According to provincial law, any roofing work needs to be carefully organized and planned as to ensure the safety of those involved. Despite this being the law, thousands of slip and trip safety-related incidents happen every year in roofing.
Most recently, a roofing company in Ontario was fined $55,000 after one of its contractors fell through a roof opening – an incident that could have been avoided if the proper safety checks and procedures had been upheld. Regarding this particular incident, a skylight was removed on this roofing project, leaving this opening exposed with no guardrail system around the opening and no protective covering over the opening.
Today, we want to talk about the different areas in roofing prone to safety hazards. Any contractor who works at heights knows how dangerous the job can be. Precautions need to be taken. Even highly trained, competent, and experienced roofing contractors face the same safety hazards as less experienced roofers. Be it in residential or commercial roofing, the top three areas that commonly present safety hazards are access points, roof edges and openings, and fragile surfaces.
Discussing access points, there are numerous different ways to access a roof. At times, these could include access scaffolds, stair towers, fixed scaffold towers, mobile access technology and equipment, ladders, and access hatches. As roofing work progresses along the roof, one wants to be aware of their access points. In addition, inspection of safe access is necessary. With so much attention being paid to a roofing site, remember to inspect access points for any possible slip, trip, or injury dangers.
As it pertains to roof edges and openings, a roofing contractor will run into these hazards on every project. The majority of the deaths that occur in roofing in Canada come from incidents involving roof edges and openings. Sloping roofs in particular are hazardous, to this point. They require some form of scaffolding to prevent contractors and their equipment from slipping down and off the edge. Edge protection should also be carefully placed along the eaves of any roof. Terraces properties may require edge protection to the rear and front as well. For flat roofs, edges still require some form of protection arrangement, which can be a double guardrail or a simple toe-board.

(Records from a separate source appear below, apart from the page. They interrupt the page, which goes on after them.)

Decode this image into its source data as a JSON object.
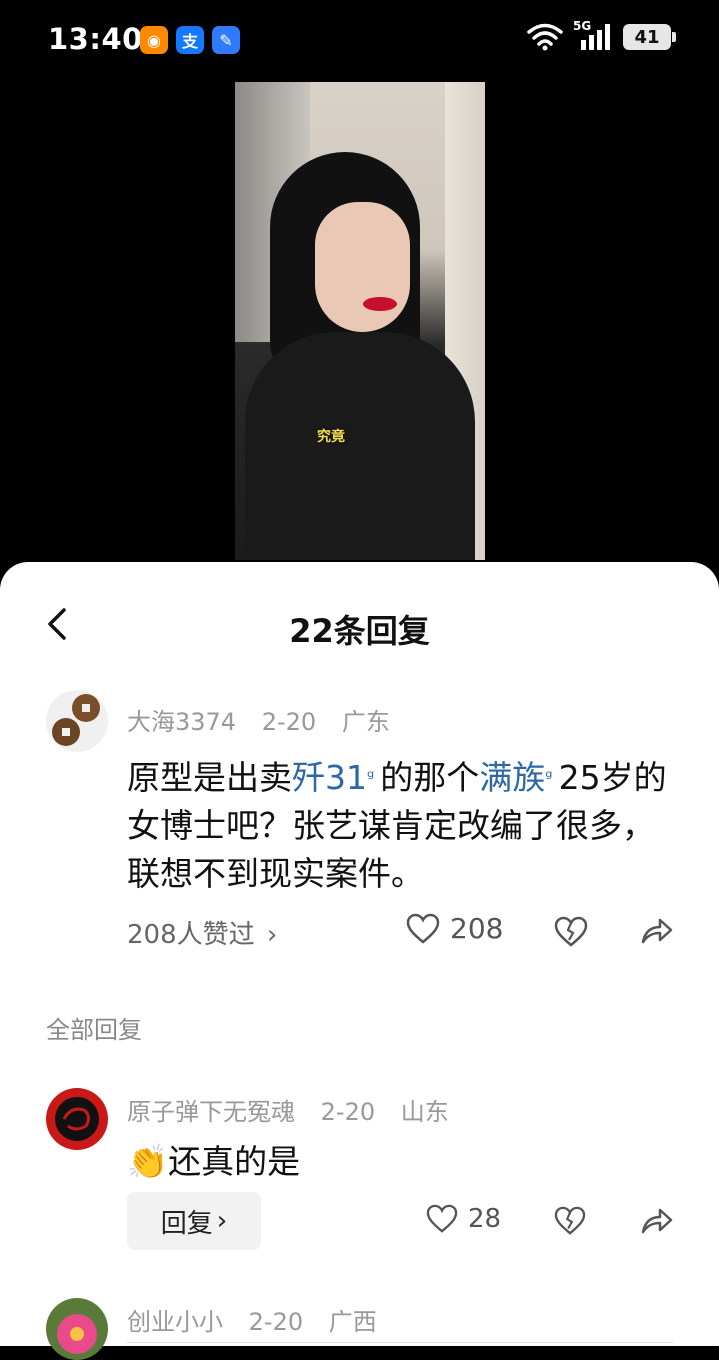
{
  "status_bar": {
    "time": "13:40",
    "network": "5G",
    "battery": "41",
    "apps": [
      {
        "name": "weibo-app-icon",
        "glyph": "◉",
        "bg": "#ff8a00"
      },
      {
        "name": "alipay-app-icon",
        "glyph": "支",
        "bg": "#1677ff"
      },
      {
        "name": "blue-app-icon",
        "glyph": "✎",
        "bg": "#2f7bff"
      }
    ]
  },
  "video": {
    "caption": "究竟"
  },
  "sheet": {
    "title": "22条回复",
    "main_comment": {
      "user": "大海3374",
      "date": "2-20",
      "location": "广东",
      "text_part1": "原型是出卖",
      "link1": "歼31",
      "text_part2": "的那个",
      "link2": "满族",
      "text_part3": "25岁的女博士吧？张艺谋肯定改编了很多，联想不到现实案件。",
      "likes_summary": "208人赞过",
      "like_count": "208"
    },
    "section_label": "全部回复",
    "replies": [
      {
        "user": "原子弹下无冤魂",
        "date": "2-20",
        "location": "山东",
        "emoji": "👏",
        "text": "还真的是",
        "reply_label": "回复",
        "like_count": "28"
      },
      {
        "user": "创业小小",
        "date": "2-20",
        "location": "广西"
      }
    ]
  },
  "colors": {
    "link": "#2c67a8",
    "meta_gray": "#999999"
  }
}
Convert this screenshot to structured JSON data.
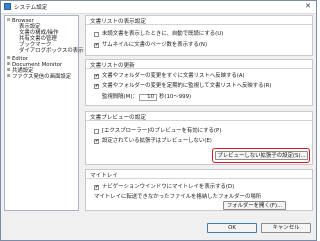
{
  "window": {
    "title": "システム設定",
    "close": "✕"
  },
  "tree": {
    "items": [
      {
        "toggle": "⊟",
        "label": "Browser"
      },
      {
        "toggle": "",
        "label": "表示設定"
      },
      {
        "toggle": "",
        "label": "文書の構成/操作"
      },
      {
        "toggle": "",
        "label": "共有文書の管理"
      },
      {
        "toggle": "",
        "label": "ブックマーク"
      },
      {
        "toggle": "",
        "label": "ダイアログボックスの表示"
      },
      {
        "toggle": "⊞",
        "label": "Editor"
      },
      {
        "toggle": "⊞",
        "label": "Document Monitor"
      },
      {
        "toggle": "⊞",
        "label": "共通設定"
      },
      {
        "toggle": "⊞",
        "label": "ファクス発信の画面設定"
      }
    ]
  },
  "list_display": {
    "title": "文書リストの表示設定",
    "options": [
      {
        "label": "未読文書を表示したときに、自動で既読にする(U)",
        "checked": false
      },
      {
        "label": "サムネイルに文書のページ数を表示する(N)",
        "checked": true
      }
    ]
  },
  "list_refresh": {
    "title": "文書リストの更新",
    "options": [
      {
        "label": "文書やフォルダーの変更をすぐに文書リストへ反映する(A)",
        "checked": true
      },
      {
        "label": "文書やフォルダーの変更を定期的に監視して文書リストへ反映する(R)",
        "checked": true
      }
    ],
    "interval_label": "監視間隔(M)：",
    "interval_value": "10",
    "interval_unit": "秒(10〜999)"
  },
  "preview": {
    "title": "文書プレビューの設定",
    "options": [
      {
        "label": "[エクスプローラー]のプレビューを有効にする(P)",
        "checked": false
      },
      {
        "label": "設定されている拡張子はプレビューしない(E)",
        "checked": true
      }
    ],
    "exclude_button": "プレビューしない拡張子の設定(S)..."
  },
  "mytray": {
    "title": "マイトレイ",
    "options": [
      {
        "label": "ナビゲーションウインドウにマイトレイを表示する(D)",
        "checked": true
      }
    ],
    "note": "マイトレイに転送できなかったファイルを格納したフォルダーの場所",
    "folder_button": "フォルダーを開く(F)..."
  },
  "footer": {
    "ok": "OK",
    "cancel": "キャンセル"
  },
  "colors": {
    "highlight": "#e4141c",
    "accent": "#3b7fd4"
  }
}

The third roofing area prone to hazards are fragile surfaces. As a roofing contractor, if you are working on or near fragile roof surfaces, a mix of safety accessories and setups may be required. These include fall restraint, fall arrest, safety nets, and guard rails.
Depending on the size and scope of a roofing project, some of the hazards mentioned in this article may be less or more prevalent. An experienced roofing manager should be able to identify the areas in need of address and follow through with the needed procedures to mitigate risks.

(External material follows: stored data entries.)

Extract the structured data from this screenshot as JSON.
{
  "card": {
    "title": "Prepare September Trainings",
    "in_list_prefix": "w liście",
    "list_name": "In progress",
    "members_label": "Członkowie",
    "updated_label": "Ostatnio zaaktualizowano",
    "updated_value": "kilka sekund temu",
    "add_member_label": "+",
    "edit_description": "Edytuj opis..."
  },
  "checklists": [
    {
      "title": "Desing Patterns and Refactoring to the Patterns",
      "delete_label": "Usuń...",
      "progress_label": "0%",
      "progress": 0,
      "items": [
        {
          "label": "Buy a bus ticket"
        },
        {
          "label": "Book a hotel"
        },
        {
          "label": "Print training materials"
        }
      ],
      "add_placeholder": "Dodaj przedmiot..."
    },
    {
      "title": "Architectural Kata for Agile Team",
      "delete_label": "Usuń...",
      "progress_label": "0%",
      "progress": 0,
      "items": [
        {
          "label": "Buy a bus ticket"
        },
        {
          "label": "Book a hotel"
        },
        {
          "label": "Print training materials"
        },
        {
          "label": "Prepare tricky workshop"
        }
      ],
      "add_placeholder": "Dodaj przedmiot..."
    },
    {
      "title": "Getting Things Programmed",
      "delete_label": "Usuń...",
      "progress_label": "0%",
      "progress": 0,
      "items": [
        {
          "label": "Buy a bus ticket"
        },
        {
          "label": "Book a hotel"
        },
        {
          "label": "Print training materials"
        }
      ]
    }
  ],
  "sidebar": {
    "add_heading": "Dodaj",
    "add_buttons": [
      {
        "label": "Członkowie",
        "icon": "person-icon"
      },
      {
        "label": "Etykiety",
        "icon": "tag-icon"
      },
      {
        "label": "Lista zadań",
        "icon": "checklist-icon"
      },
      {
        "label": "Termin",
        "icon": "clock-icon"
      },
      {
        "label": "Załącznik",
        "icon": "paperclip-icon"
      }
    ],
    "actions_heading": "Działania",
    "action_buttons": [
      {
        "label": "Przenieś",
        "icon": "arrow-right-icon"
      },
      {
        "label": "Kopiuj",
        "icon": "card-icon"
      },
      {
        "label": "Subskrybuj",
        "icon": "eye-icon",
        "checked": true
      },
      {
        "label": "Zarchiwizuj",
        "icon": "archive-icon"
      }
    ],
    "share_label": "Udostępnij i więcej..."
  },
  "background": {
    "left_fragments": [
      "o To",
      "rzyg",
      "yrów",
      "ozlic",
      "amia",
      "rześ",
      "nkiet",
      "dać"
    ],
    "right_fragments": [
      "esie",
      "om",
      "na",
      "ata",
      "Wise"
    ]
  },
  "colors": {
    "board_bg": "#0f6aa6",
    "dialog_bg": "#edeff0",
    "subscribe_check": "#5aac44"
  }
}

Roofing safety as a top priority protects workers from injury and companies from the legal consequences of a safety incident happening on their watch. Every month, there are new cases of roofing contractors being penalized by provincial governments for failing to protect their workers.
Any professional roofing contractor hired for residential or commercial roofing should be committed to upholding the highest standards of employee safety and ensure fall protection as a primary focus, in maximizing safety on-site.